Rheumatoid arthritis is a debilitating joint-based inflammatory disease that affects people of all ages. It’s the third most common type of arthritis, behind osteoarthritis and gout. Approximately 1.5 million Americans are affected by Rheumatoid arthritis, with 41 out of 100,000 people diagnosed annually. Women are three times more likely to have Rheumatoid arthritis, commonly occurring between the ages of 30 and 60. Men tend to be diagnosed at a later period in their lives. While there is no Rheumatoid arthritis cure or any autoimmune disease cure, there are a host of natural remedies for Rheumatoid arthritis in the functional medicine world. For those with an R.A. diagnosis looking for alternatives to drugs, this article will focus on Rheumatoid arthritis natural treatment (AKA functional, non-drug therapy).
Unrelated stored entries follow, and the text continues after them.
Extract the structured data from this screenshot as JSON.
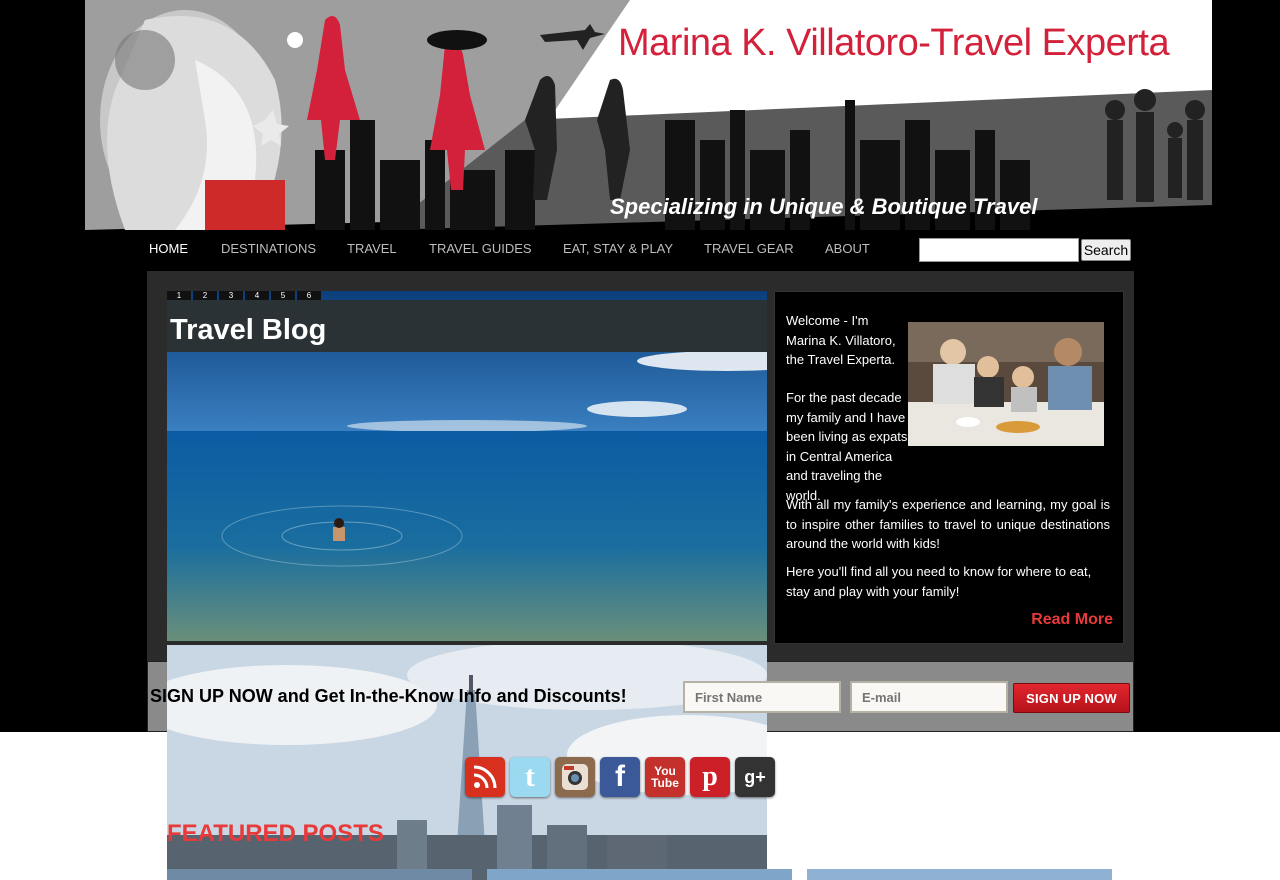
{
  "header": {
    "title": "Marina K. Villatoro-Travel Experta",
    "tagline": "Specializing in Unique & Boutique Travel"
  },
  "nav": {
    "items": [
      {
        "label": "HOME",
        "active": true
      },
      {
        "label": "DESTINATIONS"
      },
      {
        "label": "TRAVEL"
      },
      {
        "label": "TRAVEL GUIDES"
      },
      {
        "label": "EAT, STAY & PLAY"
      },
      {
        "label": "TRAVEL GEAR"
      },
      {
        "label": "ABOUT"
      }
    ],
    "search_button": "Search",
    "search_value": ""
  },
  "slider": {
    "dots": [
      "1",
      "2",
      "3",
      "4",
      "5",
      "6"
    ],
    "title": "Travel Blog"
  },
  "welcome": {
    "p1": "Welcome - I'm Marina K. Villatoro, the Travel Experta.",
    "p2": "For the past decade my family and I have been living as expats in Central America and traveling the world.",
    "p3": "With all my family's experience and learning, my goal is to inspire other families to travel to unique destinations around the world with kids!",
    "p4": "Here you'll find all you need to know for where to eat, stay and play with your family!",
    "read_more": "Read More"
  },
  "signup": {
    "text": "SIGN UP NOW and Get In-the-Know Info and Discounts!",
    "first_name_placeholder": "First Name",
    "email_placeholder": "E-mail",
    "button": "SIGN UP NOW"
  },
  "social": [
    "rss-icon",
    "twitter-icon",
    "instagram-icon",
    "facebook-icon",
    "youtube-icon",
    "pinterest-icon",
    "google-plus-icon"
  ],
  "featured": {
    "title": "FEATURED POSTS"
  },
  "colors": {
    "accent_red": "#e83a3a",
    "brand_red": "#d4213b"
  }
}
Currently, allopathic (versus functional medicine) treatment for Rheumatoid arthritis begins with non-steroidal anti-inflammatory drugs and advances to (sometimes) gold injections, synthetic corticosteroids, and immunomodulators such as Plaquenil and methotrexate. Eventually, “biological agents” which are “TNF-alpha inhibitors” (infliximab, adalimumab, certolizumab, and golimumab) are often used.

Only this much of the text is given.